Es mag sein, dass sich die Kopierbarkeit von digitalem Content technisch nicht effektiv einschränken lässt. Es mag aber auch sein, dass von Nutzungsfreiheiten, wenn sie einmal eingeräumt werden, im Übermaß gebraucht gemacht werden wird. Übermaß meint hier, dass die Nutzer eher ohne Gegenleistung auf den Content zugreifen werden, die Hersteller also weniger Einkommen haben werden. Brechen die Dämme des Urheberschutzes, kann Fairness nicht mehr eingefordert werden. Wenn wir schon von „Naturgesetzen“ sprechen, dann sollten wir auch die Entropie des Libertären in den Blick nehmen, ein altes Problem der liberalen Weltsicht, die gerne übersieht, dass der Entropie bisweilen aktiv etwas entgegengesetzt werden muss, weil sie sonst Ungleichheit und Ungerechtigkeit ausweitet.

Nichtsdestotrotz würde auch ich gerne am liberalen Gedanken der Piraten festhalten, möglichst wenig durch Regelungen festzuzurren.
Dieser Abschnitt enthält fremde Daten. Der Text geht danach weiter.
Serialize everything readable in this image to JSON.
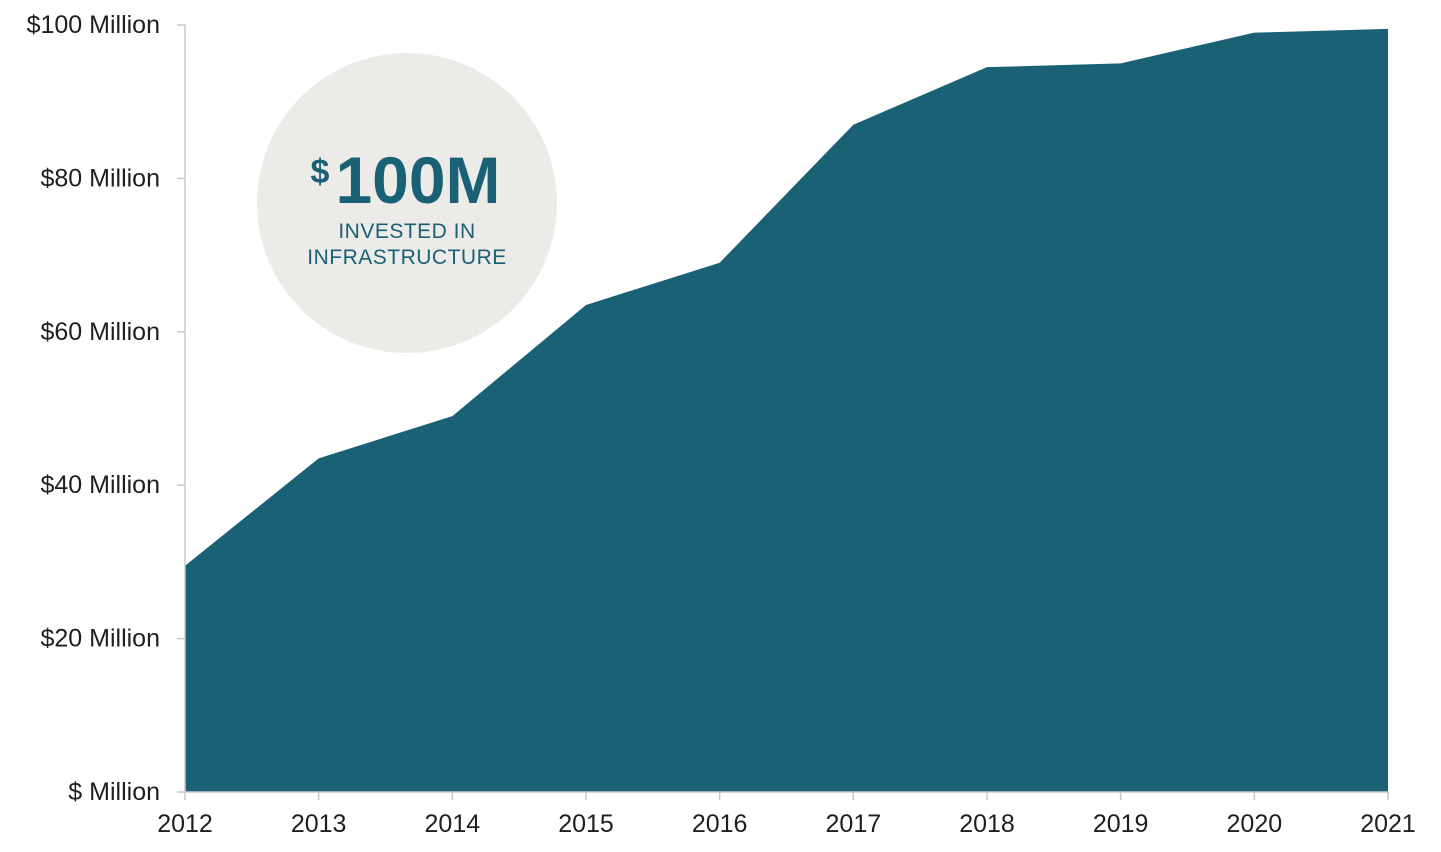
{
  "chart_data": {
    "type": "area",
    "title": "",
    "xlabel": "",
    "ylabel": "",
    "x": [
      "2012",
      "2013",
      "2014",
      "2015",
      "2016",
      "2017",
      "2018",
      "2019",
      "2020",
      "2021"
    ],
    "series": [
      {
        "values": [
          29.5,
          43.5,
          49.0,
          63.5,
          69.0,
          87.0,
          94.5,
          95.0,
          99.0,
          99.5
        ]
      }
    ],
    "ylim": [
      0,
      100
    ],
    "y_ticks": [
      0,
      20,
      40,
      60,
      80,
      100
    ],
    "y_tick_labels": [
      "$ Million",
      "$20 Million",
      "$40 Million",
      "$60 Million",
      "$80 Million",
      "$100 Million"
    ],
    "grid": false,
    "colors": {
      "area": "#1a6175",
      "badge_bg": "#ecebe8",
      "badge_text": "#1a6175",
      "axis": "#c8c8c8"
    },
    "annotation": {
      "currency": "$",
      "amount": "100M",
      "line1": "INVESTED IN",
      "line2": "INFRASTRUCTURE"
    }
  }
}
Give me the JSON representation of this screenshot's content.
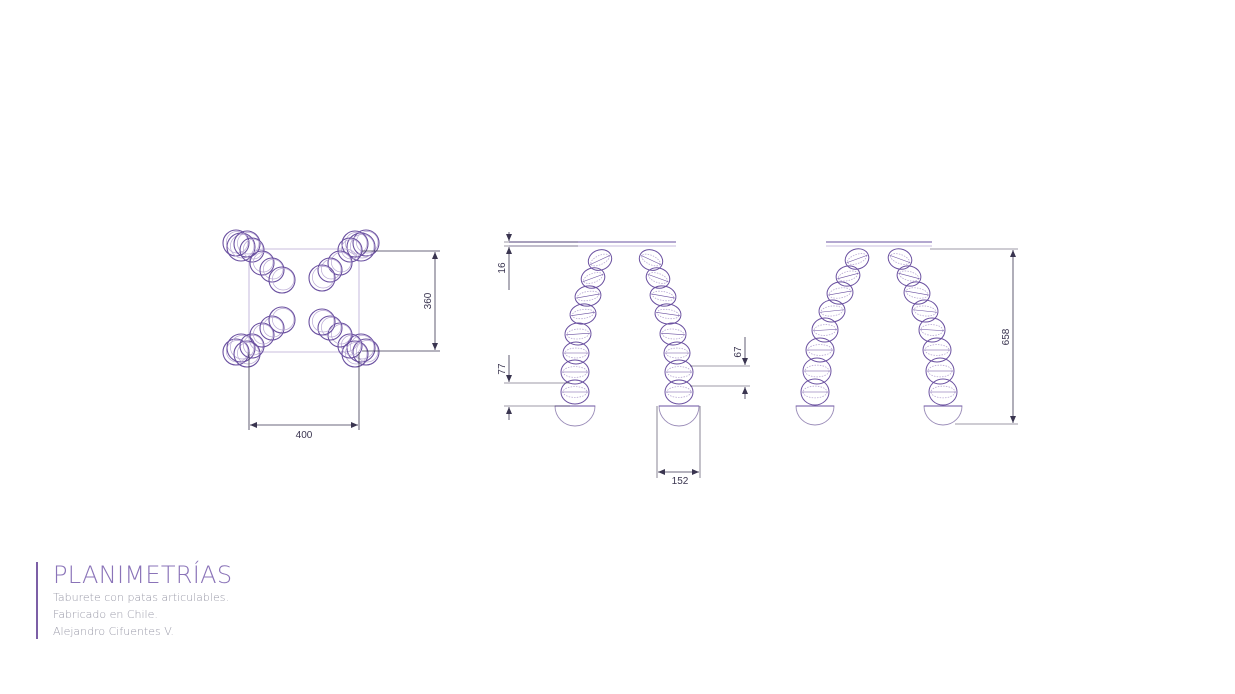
{
  "colors": {
    "accent": "#7c5fa6",
    "line": "#6a50a0",
    "line_light": "#b8a8d4",
    "dimension": "#3a3550",
    "subtitle": "#9a9aa8"
  },
  "title": "PLANIMETRÍAS",
  "description": [
    "Taburete con patas articulables.",
    "Fabricado en Chile.",
    "Alejandro Cifuentes V."
  ],
  "views": {
    "top": {
      "dim_width": "400",
      "dim_depth": "360"
    },
    "front": {
      "dim_seat": "16",
      "dim_foot": "77",
      "dim_joint": "67",
      "dim_base": "152"
    },
    "side": {
      "dim_height": "658"
    }
  }
}
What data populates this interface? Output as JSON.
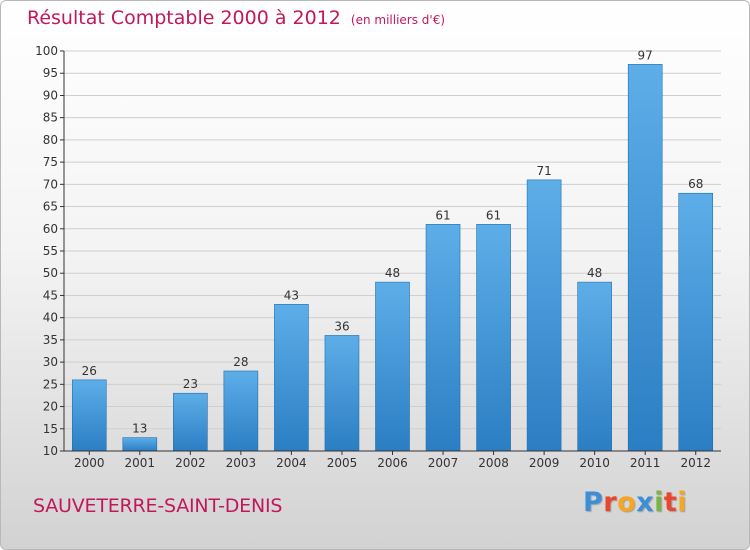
{
  "chart_data": {
    "type": "bar",
    "title": "Résultat Comptable 2000 à 2012",
    "subtitle": "(en milliers d'€)",
    "categories": [
      "2000",
      "2001",
      "2002",
      "2003",
      "2004",
      "2005",
      "2006",
      "2007",
      "2008",
      "2009",
      "2010",
      "2011",
      "2012"
    ],
    "values": [
      26,
      13,
      23,
      28,
      43,
      36,
      48,
      61,
      61,
      71,
      48,
      97,
      68
    ],
    "data_labels": [
      "26",
      "13",
      "23",
      "28",
      "43",
      "36",
      "48",
      "61",
      "61",
      "71",
      "48",
      "97",
      "68"
    ],
    "ylim": [
      10,
      100
    ],
    "yticks": [
      "10",
      "15",
      "20",
      "25",
      "30",
      "35",
      "40",
      "45",
      "50",
      "55",
      "60",
      "65",
      "70",
      "75",
      "80",
      "85",
      "90",
      "95",
      "100"
    ],
    "grid": "horizontal",
    "legend": "none",
    "bar_color_light": "#5daee8",
    "bar_color_dark": "#2b7ec3",
    "xlabel": "",
    "ylabel": ""
  },
  "commune": "SAUVETERRE-SAINT-DENIS",
  "brand": {
    "logo_text": "Proxiti"
  },
  "colors": {
    "title": "#c2185b",
    "grid": "#cfcfcf",
    "axis": "#333333"
  }
}
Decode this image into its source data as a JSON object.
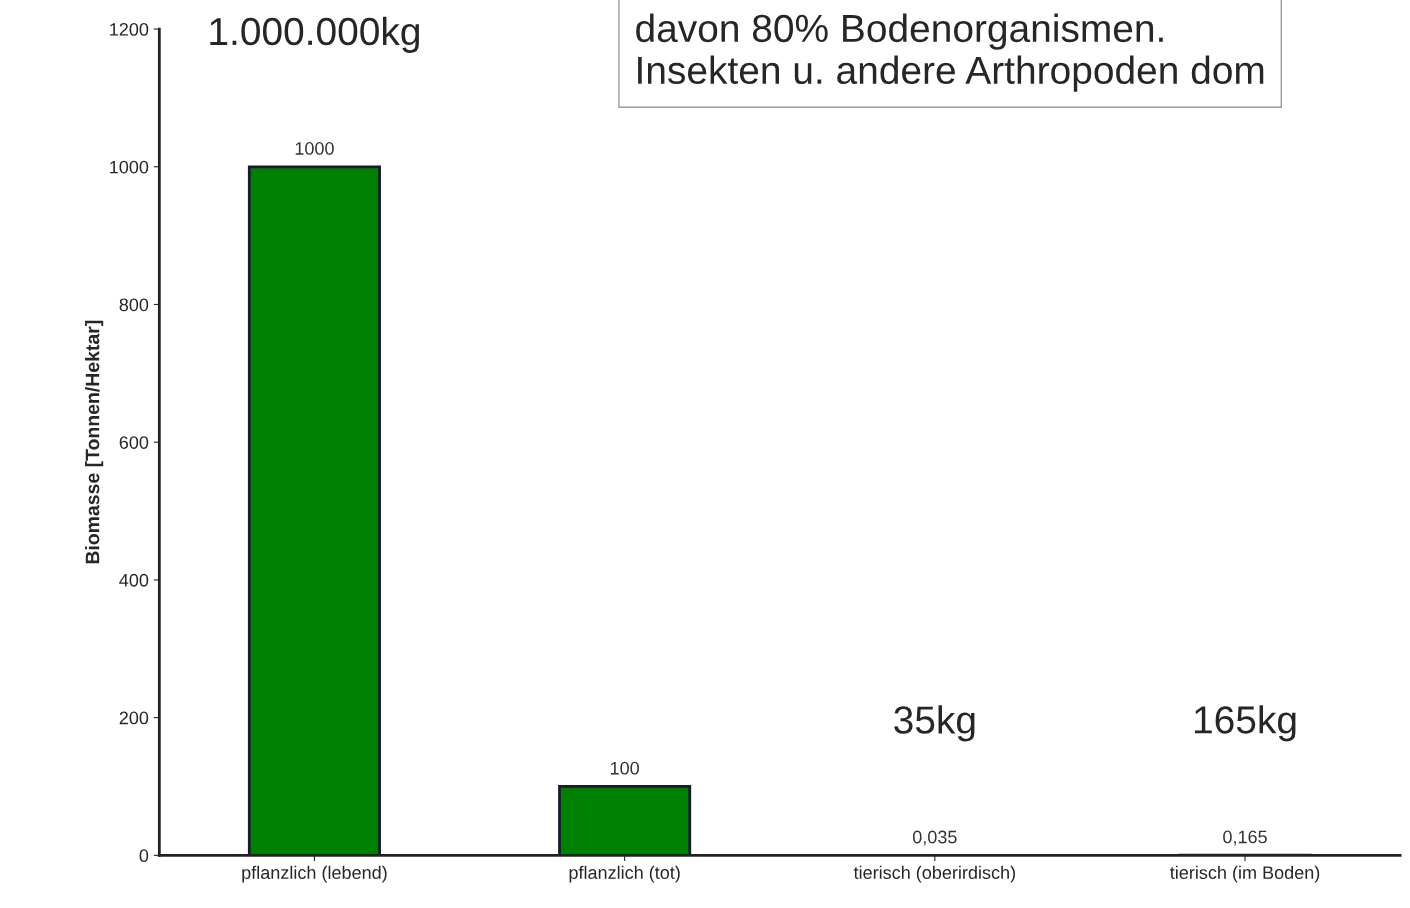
{
  "chart_data": {
    "type": "bar",
    "categories": [
      "pflanzlich (lebend)",
      "pflanzlich (tot)",
      "tierisch (oberirdisch)",
      "tierisch (im Boden)"
    ],
    "values": [
      1000,
      100,
      0.035,
      0.165
    ],
    "value_labels": [
      "1000",
      "100",
      "0,035",
      "0,165"
    ],
    "color": "#008000",
    "ylabel": "Biomasse [Tonnen/Hektar]",
    "ylim": [
      0,
      1200
    ],
    "yticks": [
      0,
      200,
      400,
      600,
      800,
      1000,
      1200
    ],
    "grid": false,
    "annotations": [
      {
        "text": "1.000.000kg",
        "x": "pflanzlich (lebend)",
        "y": 1000
      },
      {
        "text": "35kg",
        "x": "tierisch (oberirdisch)",
        "y": 0.035
      },
      {
        "text": "165kg",
        "x": "tierisch (im Boden)",
        "y": 0.165
      },
      "davon 80% Bodenorganismen.\nInsekten u. andere Arthropoden dom"
    ]
  }
}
Jenseits des politisch zu Regelnden ist jede einzelne Nutzerin gefragt, sich zu überlegen, wie sie Content im Netz jeweils angemessen vergüten will – das er vergütet werden sollte, steht nicht zur Debatte, das ist den meisten Nutzern aber klar. Urheber sehen ihre Arbeit zu Recht entwürdigt, wenn die User-Community sie ohne Gegenleistung konsumiert. Die technische Beschränkung der Nutzung ist nur eine Seite der Geschichte, die ethische Einschränkung, die letztlich nur eine Selbstbeschränkung sein kann (www.freitag.de/community/blogs/pploeger/kulturelle-werke-sind-nicht-ohne-verantwortung-zu-haben), eine weitere. Die ethische Bildung muss deshalb ein Teil der Bildunganstrengungen sein, die sich auch die Piraten auf die Fahnen geschrieben haben.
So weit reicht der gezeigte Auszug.